The next day we saw over 200 patients again and on the final day we saw 300. Overall, we saw almost 1000 patients in four days. I had several meetings with important figures that want to help with our work as well as making connections with medical facilities and supply centers. It was an amazing and tiring week for all.

We return to Haiti again tonight (February 1)with another large group of 50+ people. We will continue to run medical clinics and do food distribution. (In the photo at right, Pastor Bob Beaumont is delivering much needed food to a family.) Over the next several weeks, we still need doctors, physician assistants and nurse practitioners to help fill the needs of our medical clinics. If you are able to help in those areas, please contact Angela Sudermann ( Your prayers and financial support are also still very much needed. If you are interested in donating funds to this project, please share your gifts to the One Great Hour of Sharing Offering through an American Baptist Church (with "Haiti relief" on the memo line) or give online (click here). Another way to donate is through the mission hospital in La Romana (click here) Please continue to support this work that will build bridges between the DR and Haiti as well as uplift those who are so desperate to know you care!

Many blessings,


  1. I just want you to know that people are reading and praying and supporting you and those you are helping. Hang in there, Kristy! You're serving very well! John Baker, Pastor, FBC Columbia, MO

  2. Hi Kristy, Matt Wolcott here in NH.

    My mom (Donna)just forwarded me your blog link, what wonderful and real work you and the team are doing in Haiti! God bless each of you and may you continue to make a REAL difference saving the lives of so many Haitians. Be well.

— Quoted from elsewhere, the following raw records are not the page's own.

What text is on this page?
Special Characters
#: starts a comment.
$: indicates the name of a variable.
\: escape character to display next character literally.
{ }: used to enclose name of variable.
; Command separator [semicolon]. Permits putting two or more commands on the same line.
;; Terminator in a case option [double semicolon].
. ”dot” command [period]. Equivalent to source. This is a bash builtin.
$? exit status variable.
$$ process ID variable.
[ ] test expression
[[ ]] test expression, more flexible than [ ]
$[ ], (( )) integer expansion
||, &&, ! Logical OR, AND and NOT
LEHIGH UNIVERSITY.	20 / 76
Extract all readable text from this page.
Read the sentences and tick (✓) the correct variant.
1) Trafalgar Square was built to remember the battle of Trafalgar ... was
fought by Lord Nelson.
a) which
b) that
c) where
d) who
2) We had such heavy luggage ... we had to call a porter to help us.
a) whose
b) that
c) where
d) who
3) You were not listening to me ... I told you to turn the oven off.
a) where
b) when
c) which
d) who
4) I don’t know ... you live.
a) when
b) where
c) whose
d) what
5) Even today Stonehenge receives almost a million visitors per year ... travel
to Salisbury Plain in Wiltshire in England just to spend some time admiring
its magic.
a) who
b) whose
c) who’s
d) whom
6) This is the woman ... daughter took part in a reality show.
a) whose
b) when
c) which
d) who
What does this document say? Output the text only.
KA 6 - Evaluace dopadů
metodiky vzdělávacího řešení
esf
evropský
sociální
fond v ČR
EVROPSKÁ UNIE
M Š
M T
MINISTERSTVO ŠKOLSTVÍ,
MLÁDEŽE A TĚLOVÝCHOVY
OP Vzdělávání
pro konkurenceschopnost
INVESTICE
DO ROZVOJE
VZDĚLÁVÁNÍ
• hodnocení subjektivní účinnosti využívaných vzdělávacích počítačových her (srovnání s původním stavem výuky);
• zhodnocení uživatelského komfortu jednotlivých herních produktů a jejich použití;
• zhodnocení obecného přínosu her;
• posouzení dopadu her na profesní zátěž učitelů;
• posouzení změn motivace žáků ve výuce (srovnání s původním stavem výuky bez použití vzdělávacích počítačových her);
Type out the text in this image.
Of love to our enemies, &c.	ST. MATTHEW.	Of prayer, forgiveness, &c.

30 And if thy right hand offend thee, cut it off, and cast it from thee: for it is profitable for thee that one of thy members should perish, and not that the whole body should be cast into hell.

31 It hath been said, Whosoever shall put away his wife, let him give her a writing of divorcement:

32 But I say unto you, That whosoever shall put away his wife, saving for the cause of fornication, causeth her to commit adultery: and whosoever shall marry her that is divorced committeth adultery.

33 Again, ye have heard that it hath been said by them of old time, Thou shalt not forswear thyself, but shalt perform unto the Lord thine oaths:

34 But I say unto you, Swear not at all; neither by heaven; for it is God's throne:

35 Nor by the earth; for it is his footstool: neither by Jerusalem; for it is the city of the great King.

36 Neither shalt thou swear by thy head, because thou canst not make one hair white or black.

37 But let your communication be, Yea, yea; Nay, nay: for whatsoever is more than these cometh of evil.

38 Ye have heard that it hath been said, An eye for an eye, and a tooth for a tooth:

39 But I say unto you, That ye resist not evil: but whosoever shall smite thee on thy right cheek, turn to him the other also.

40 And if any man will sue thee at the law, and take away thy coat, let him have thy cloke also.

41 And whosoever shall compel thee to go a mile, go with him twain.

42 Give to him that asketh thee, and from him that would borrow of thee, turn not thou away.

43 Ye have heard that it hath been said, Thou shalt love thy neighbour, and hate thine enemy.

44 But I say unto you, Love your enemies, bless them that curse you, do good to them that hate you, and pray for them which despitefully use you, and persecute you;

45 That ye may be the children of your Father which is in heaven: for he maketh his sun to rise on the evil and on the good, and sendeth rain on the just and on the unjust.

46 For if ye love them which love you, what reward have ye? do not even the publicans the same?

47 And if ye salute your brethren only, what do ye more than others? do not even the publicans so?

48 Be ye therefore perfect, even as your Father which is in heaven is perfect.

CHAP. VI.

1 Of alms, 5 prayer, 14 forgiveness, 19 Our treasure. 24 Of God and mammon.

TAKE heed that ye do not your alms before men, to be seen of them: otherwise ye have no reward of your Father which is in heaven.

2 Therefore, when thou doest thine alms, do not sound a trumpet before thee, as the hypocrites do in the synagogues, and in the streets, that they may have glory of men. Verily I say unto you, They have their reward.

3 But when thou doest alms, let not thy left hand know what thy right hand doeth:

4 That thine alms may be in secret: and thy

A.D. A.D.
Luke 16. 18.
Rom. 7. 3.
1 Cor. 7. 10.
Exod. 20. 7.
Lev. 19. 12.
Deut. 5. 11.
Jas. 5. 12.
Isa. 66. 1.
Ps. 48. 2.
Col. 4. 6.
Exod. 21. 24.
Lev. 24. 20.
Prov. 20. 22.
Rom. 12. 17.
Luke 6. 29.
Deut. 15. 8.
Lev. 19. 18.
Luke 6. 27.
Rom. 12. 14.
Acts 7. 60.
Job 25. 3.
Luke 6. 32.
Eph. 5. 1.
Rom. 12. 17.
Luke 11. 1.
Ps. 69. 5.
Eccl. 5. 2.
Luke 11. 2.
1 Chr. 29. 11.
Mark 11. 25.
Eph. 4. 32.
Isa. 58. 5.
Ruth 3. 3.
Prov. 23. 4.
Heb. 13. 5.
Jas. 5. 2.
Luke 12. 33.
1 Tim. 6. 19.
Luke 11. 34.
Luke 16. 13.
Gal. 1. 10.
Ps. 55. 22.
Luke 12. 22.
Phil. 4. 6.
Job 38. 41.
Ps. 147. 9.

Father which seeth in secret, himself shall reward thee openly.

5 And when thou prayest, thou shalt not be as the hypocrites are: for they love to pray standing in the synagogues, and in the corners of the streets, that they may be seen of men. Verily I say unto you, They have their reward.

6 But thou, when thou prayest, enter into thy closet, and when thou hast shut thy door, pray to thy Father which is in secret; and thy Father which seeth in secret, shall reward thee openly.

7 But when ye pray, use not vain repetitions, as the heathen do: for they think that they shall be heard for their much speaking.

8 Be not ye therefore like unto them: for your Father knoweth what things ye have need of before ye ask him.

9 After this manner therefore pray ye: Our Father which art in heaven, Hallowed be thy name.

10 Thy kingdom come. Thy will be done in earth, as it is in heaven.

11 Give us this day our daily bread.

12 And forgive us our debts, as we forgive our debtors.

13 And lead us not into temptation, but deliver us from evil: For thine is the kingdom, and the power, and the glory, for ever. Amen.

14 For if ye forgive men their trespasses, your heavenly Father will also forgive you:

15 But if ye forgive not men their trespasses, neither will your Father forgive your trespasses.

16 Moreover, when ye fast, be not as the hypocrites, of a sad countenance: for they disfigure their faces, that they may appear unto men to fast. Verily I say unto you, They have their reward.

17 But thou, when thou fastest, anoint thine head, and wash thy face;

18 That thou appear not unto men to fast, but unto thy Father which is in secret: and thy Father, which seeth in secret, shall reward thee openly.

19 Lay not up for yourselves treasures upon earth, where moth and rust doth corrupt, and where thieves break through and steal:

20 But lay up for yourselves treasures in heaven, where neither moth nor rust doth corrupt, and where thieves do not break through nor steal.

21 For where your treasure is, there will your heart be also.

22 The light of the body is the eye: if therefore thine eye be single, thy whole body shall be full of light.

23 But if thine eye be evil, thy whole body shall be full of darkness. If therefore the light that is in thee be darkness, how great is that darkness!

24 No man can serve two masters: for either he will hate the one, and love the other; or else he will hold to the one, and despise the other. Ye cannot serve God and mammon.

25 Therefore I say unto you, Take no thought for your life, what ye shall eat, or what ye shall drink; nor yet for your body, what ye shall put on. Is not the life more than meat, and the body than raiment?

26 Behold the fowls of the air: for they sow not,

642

  3. Kristie, Please know that you are in our prayers! We are working stateside right now with our missions group Haiti relief effort. We return in March.

    May God Bless you and keep you all safe!

    Sunshine Leach

  4. May God bless you and keep you at all times in this hard work you are doing in His name. I pray for good health and good constitution for you that you can withstand the rigors of a time such as this.